The War Bride's Scrapbook: A Novel in Pictures
By Caroline Preston
Lila Jerome is certain that she won’t ever marry, and that her days will be spent working in her father’s insurance office. Her college education and aptitude for architecture don’t matter much now that the United States has entered World War II, and Lila spends her free time selling war bonds and supporting other homeland efforts. Then she meets Perry Weld, a handsome army engineer who is preparing to ship out to Europe.
Lila has a spare room, and Perry needs a place, so they are soon roommates, platonic yet dating. Within a matter of days they elope, and Lila finds herself back home with her parents once more, sharing her childhood bedroom with her infant nephew.
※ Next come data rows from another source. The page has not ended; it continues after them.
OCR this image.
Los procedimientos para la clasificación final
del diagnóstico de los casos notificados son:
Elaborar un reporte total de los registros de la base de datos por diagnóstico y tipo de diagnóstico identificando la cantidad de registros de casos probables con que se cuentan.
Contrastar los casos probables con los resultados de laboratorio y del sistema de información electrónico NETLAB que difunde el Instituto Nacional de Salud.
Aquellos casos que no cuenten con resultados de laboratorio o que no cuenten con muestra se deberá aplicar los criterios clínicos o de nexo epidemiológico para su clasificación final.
When she receives a letter from her mother-in-law inviting Lila to come live in Massachusetts, she’s ready for a change of scenery, and off she goes from Charlottesville, Virginia to the great unknown.
When Perry ships out, Lila begins keeping a scrapbook of memorabilia, letters, photos and news articles, all to document her life while Perry is away. Lila and Perry’s story unfolds in a narrative driven by their letters and correspondence, interspersed with notes written by Lila almost as a form of diary or journal. Every page holds a treasure of information, from actual news clippings to sketches and architectural drawings. From charm bracelets to Lucky Strikes, items that were popular and very much a part of the mainstream in the 1940’s set the mood for this very innovative and accurate journey down memory lane.
The War Bride’s Scrapbook is just that – a novel told through a series of pictures and illustrations, with text often playing a supporting role. The format is unique and captivating, and while Lila and Perry’s story is much the same as probably thousands of other couples, the author has synthesized a personal story that reads as though Lila and Perry were the couple down the street, folks you knew your whole life. Charming and honest, this fascinating story is interesting in its presentation and plot alike, and a definite must-read for fans of this era of US history. Don’t miss this visual journey into the not-so-distant past.